Detail of painting showing presentation by Jean Miélot to "Philip the Good," Duke of Burgundy, of his translation of the Traité sur l

Detail of painting showing presentation by Jean Miélot to "Philip the Good," Duke of Burgundy, of his translation of the Traité sur l'oraison dominicale. Miniature by Jean le Tavernier, 1454-7, Brussels.  Please click to see entire image.

Detail of grisaille style painting by Jean Le Tavernier of Jean Miélot writing in his scriptorium, probably in the ducal library, from Miracles de Notre Dame, Bibliothèque nationale de France

Detail of grisaille style painting by Jean Le Tavernier of Jean Miélot writing in his scriptorium, probably in the ducal library, from Miracles de Notre Dame, Bibliothèque nationale de France MS 9198 f. 19. Reproduced from Christopher de Hamel, Medieval Craftsmen: Scribes and Illuminators (1992) plate 28. The portrait includes very detailed renderings of the room's furnishings, and the writer's materials, equipment, and activity.

Jean Mielot, Probably the Most Extensively Portrayed Late Medieval Scribe and Author

Circa 1449 to 1472
Detail from a fine portrait of Miélot, by an unknown miniaturist.  

Jean Miélot working in his scriptorium, by an unknown miniaturist.  

During his employment from 1449 to 1467 as secretary to Philip the GoodDuke of Burgundy, the Burgundian author, translator, manuscript illuminator, scribe and priest Jean Miélot (Miéllot) was primarily engaged in the production of deluxe illuminated manuscripts for Philip's library. Miélot translated many works, both religious and secular, from Latin or Italian into French, and wrote or compiled books himself; he also composed verse. Between his own writings and his translations Miélot produced some twenty-two works while working for Philip, the leading bibliophile in Northern Europe at the time. In the years after his death in 1472 many of Miélot's works appeared in print, influencing the development of French prose style. 

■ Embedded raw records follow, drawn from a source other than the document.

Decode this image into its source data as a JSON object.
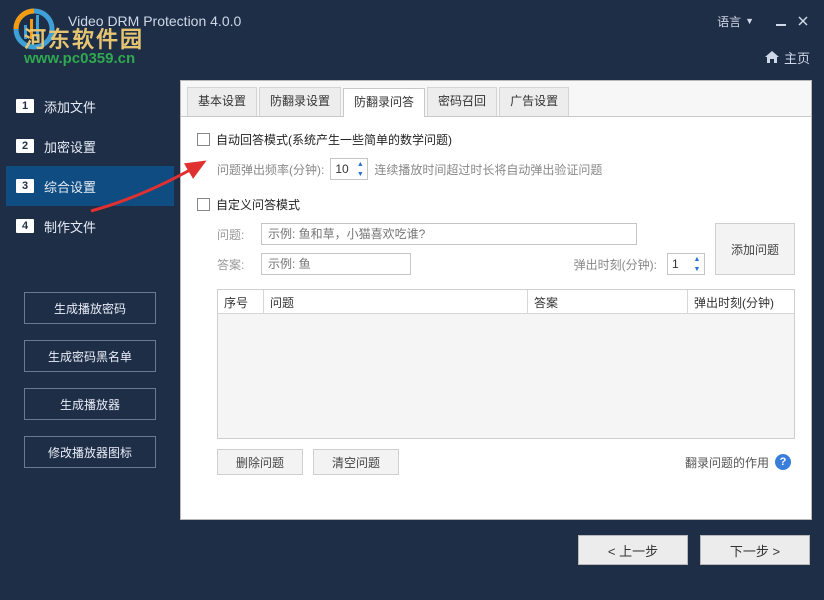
{
  "titlebar": {
    "app_title": "Video DRM Protection 4.0.0",
    "language_label": "语言"
  },
  "watermark": {
    "line1": "河东软件园",
    "line2": "www.pc0359.cn"
  },
  "home_link": "主页",
  "sidebar": {
    "steps": [
      {
        "num": "1",
        "label": "添加文件"
      },
      {
        "num": "2",
        "label": "加密设置"
      },
      {
        "num": "3",
        "label": "综合设置"
      },
      {
        "num": "4",
        "label": "制作文件"
      }
    ],
    "buttons": {
      "gen_playcode": "生成播放密码",
      "gen_blacklist": "生成密码黑名单",
      "gen_player": "生成播放器",
      "mod_icon": "修改播放器图标"
    }
  },
  "tabs": {
    "basic": "基本设置",
    "anti_record": "防翻录设置",
    "qa": "防翻录问答",
    "pwd_recall": "密码召回",
    "ads": "广告设置"
  },
  "qa_pane": {
    "auto_mode_label": "自动回答模式(系统产生一些简单的数学问题)",
    "freq_label": "问题弹出频率(分钟):",
    "freq_value": "10",
    "freq_hint": "连续播放时间超过时长将自动弹出验证问题",
    "custom_mode_label": "自定义问答模式",
    "question_label": "问题:",
    "question_placeholder": "示例: 鱼和草，小猫喜欢吃谁?",
    "answer_label": "答案:",
    "answer_placeholder": "示例: 鱼",
    "popup_time_label": "弹出时刻(分钟):",
    "popup_time_value": "1",
    "add_question": "添加问题",
    "cols": {
      "seq": "序号",
      "q": "问题",
      "a": "答案",
      "t": "弹出时刻(分钟)"
    },
    "delete_btn": "删除问题",
    "clear_btn": "清空问题",
    "help_link": "翻录问题的作用"
  },
  "footer": {
    "prev": "< 上一步",
    "next": "下一步 >"
  }
}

While Miélot usually personally wrote out Philip's copies of his various writings, and was responsible for creating a "minute" or dummy of the planned book showing the subject and location of the various miniatures and illuminated letters, Miélot would not have had the time to produce the miniatures for so many manuscripts, and it is likely that he was influential in allocating commissions to various miniaturists who created the manuscript illuminations. Because the miniaturists were indebted to him for the work, and because of the Burgundian fashion at the time for presentation miniatures, in which the author is shown presenting the book to the duke or other patron, an unusually large number of portraits of Miélot as author and scribe appear in the ducal copies of Miélot's works. 

"Philip the Good was the leading bibliophile of Northern Europe, and employed a number of scribes, copyists and artists, with Miélot holding a leading position among the former groups.... His translations were first produced in draft form, called a 'minute', with sketches of the images and illuminated letters. If this was approved by the Duke, after being examined and read aloud at court, then the final de luxe manuscript for the Duke's library would be produced on fine vellum, and with the sketches worked up by specialist artists. Miélot's minute for his Le Miroir de l'Humaine Salvation survives in the Bibliothèque Royale Albert I in Brussels, which includes two self-portraits of him richly dressed as a layman. The presentation portrait to La controverse de noblesse, a year later, shows him with a clerical tonsure. His illustrations are well composed, but not executed up to the standard of manuscripts for the court. His text, on the other hand, is usually in a very fine Burgundian bastarda blackletter script, and paleographers can recognise his hand" (Wikipedia article on Jean Miélot, accessed 11-04-2013). 

In Miélot's translation of the Traité sur l'oraison dominicale produced for Philip between 1454 and 1457, and preserved in the Bibliothèque Royale, Brussels (Ms. 9082 fol. 1r) there is a miniature by the Flemish painter Jean Le Tavernier showing Miélot presenting the manuscript to Philip. An excellent reproduction of this appears in Wilson & Wilson, A Medieval Mirror (1984) p. 49. About 1456. Miélot completed his manuscript compilation of the Miracles de Notre Dame for Philip. In this manuscript, preserved in the Bibliothèque nationale de France, the Flemish artist Jean Le Tavernier, an expert in the grisaille technique of manuscript illumination, included a splendid grisaille portrait of Jean Miélot writing in his scriptorium, probably in the ducal library. The portrait, which appears on folio 19r, includes very detailed renderings of the room's furnishings, and the writer's materials, equipment, and activity. Still another fine portrait of Miélot, by an unknown miniaturist, appears in Brussels Royal Library, MS 9278, fol. 10r.